Powered by:
Open Science Grid
Center for High Throughput Computing

File Availability with Squid Web Proxy

Which Option is the Best for Your Files?


Meant For Input/Software File Sizes Output File Sizes Available for Jobs Running ... File Security Special Considerations
HTCondor file transfer basic file delivery and return; see size limits at right 0 - 100 MB per file; <500 MB total per job 0 - 4 GB total in CHTC, UW Grid, and OSG available to your jobs, on CHTC and beyond DO NOT USE for files in /mnt/gluster OR /squid
SQUID Web Proxy large input or software shared by many jobs 100 MB - 1 GB per shared file N/A in CHTC, UW Grid, and OSG files will be world-readable large files unique to individual jobs are better for Gluster
Gluster File Share largest software, input, and output 100 MB - TBs per unique file; 1GB - TBs per shared file 4 GB - TBs in only a portion of CHTC accessible ONLY to your jobs on specific CHTC servers special submit "Requirements"

SQUID Web Proxy

CHTC maintains a SQUID web proxy from which pre-staged input files and executables can be downloaded into jobs using CHTC's proxy HTTP address.

Applicability

Intended Use:
The SQUID web proxy is best for cases where many jobs will use the same large file (or few files), including large software. It is not good for cases when each of many jobs needs a different large input file, in which case "Gluster" should be used. Remember that you're always better off by pre-splitting a large input file into smaller job-specific files if each job only needs some of the large files's data. If each job needs a large set of many files, you should create a .tar.gz file containing all the files, and this file will still need to be less than 4 GB.
Access to SQUID:
is granted upon request to chtc@cs.wisc.edu. A user on CHTC submit servers may will be granted a user directory within /squid, which is only accessible via the CHTC submit server. As for all CHTC file space, users should minimize the amount of data on the SQUID web proxy, and should clean files from the /squid location regularly. CHTC staff reserve the right to remove any file from /squid when needed to preserve availability and performance for all users.
Advantages:
Files placed on the SQUID web proxy can be downloaded by jobs running anywhere, because the files are world-readable.
Limitations and Policies:
  • SQUID cannot be used for job output, as there is no way to change files in SQUID from within a job.
  • SQUID is also only capable of delivering individual files up to 4 GB in size.
  • A change you make to a file within your /squid directory may not take effect immediately on the SQUID web proxy if you use the same filename. Therefore, it is important to use a new filename when replacing a file in your /squid directory.
  • Jobs should still ALWAYS and ONLY be submitted from within the user's /home location.
  • Only the "http" address should be listed in the "transfer_input_files" line of the submit file. File locations starting with "/squid" should NEVER be listed in the submit file.
Data Security:
Files placed in SQUID can only be edited by the owner of the user directory within /squid, but will end up being world-readable on the SQUID web proxy in order to be readily downloadable by jobs (with the proper HTTP address); thus, large files that should be "private" should not be placed in your user directory in /squid, and should instead use CHTC's Gluster location for large-file staging.

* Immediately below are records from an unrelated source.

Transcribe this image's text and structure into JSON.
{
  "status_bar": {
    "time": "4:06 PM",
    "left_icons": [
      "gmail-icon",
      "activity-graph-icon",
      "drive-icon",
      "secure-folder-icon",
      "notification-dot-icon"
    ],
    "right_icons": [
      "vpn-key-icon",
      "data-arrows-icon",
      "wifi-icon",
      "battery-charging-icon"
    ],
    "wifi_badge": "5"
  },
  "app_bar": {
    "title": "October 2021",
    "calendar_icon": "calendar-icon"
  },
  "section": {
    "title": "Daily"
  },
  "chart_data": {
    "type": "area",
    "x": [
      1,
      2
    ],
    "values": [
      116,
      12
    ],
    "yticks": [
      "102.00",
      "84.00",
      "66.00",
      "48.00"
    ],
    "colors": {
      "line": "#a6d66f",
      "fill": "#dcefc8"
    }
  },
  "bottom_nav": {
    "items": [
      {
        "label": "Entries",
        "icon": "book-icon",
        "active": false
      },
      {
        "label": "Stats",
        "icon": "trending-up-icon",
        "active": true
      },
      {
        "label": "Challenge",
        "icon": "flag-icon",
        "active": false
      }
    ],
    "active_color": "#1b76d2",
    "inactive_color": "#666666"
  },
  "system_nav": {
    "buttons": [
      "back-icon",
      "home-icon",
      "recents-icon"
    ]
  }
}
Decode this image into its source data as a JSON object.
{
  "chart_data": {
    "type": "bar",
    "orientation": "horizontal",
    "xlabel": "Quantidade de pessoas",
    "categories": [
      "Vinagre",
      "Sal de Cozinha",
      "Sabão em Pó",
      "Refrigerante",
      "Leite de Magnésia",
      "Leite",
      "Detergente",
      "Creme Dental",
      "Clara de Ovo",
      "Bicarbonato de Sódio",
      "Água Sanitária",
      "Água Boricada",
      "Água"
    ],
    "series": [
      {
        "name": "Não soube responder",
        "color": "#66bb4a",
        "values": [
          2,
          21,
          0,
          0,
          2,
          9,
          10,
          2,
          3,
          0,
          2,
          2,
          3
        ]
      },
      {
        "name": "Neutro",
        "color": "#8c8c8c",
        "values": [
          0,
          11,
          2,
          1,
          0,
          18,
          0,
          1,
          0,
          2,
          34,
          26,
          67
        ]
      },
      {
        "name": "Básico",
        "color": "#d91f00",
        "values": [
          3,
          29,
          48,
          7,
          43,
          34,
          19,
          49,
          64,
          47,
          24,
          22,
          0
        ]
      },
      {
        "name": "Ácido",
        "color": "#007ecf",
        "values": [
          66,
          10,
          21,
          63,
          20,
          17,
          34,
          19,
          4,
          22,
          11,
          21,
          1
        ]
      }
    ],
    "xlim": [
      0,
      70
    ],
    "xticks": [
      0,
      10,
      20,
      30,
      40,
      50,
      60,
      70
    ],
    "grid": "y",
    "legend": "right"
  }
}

Using SQUID to Deliver Input Files

  1. Request a directory in SQUID. Write to chtc@cs.wisc.edu describing the data you'd like to place in SQUID, and indicating your username and submit server hostname (i.e. submit-5.chtc.wisc.edu).
  2. Place files within your /squid/username directory on your submit server. For example, from a location within your /home directory, you could type something like the following:
    [username@submit]$ cp large_file.tar.gz /squid/username/
    Check the file:
    [username@submit]$ ls /squid/username/
  3. Have HTCondor download the file to the working job using the http://proxy.chtc.wisc.edu/SQUID address in the transfer_input_files line of your submit file:
    transfer_input_files = other_file1,other_file2,http://proxy.chtc.wisc.edu/SQUID/username/lg_file.txt
    Important:Make sure to replace "username" with your username in the above address. All other files should be staged before job submission.

    If your large file is a .tar.gz file that untars to include other files, remember to remove such files before the end of the job; otherwise, HTCondor will think that such files are new output that needs to be transferred back to the submit server. (HTCondor will not automatically transfer back directories.)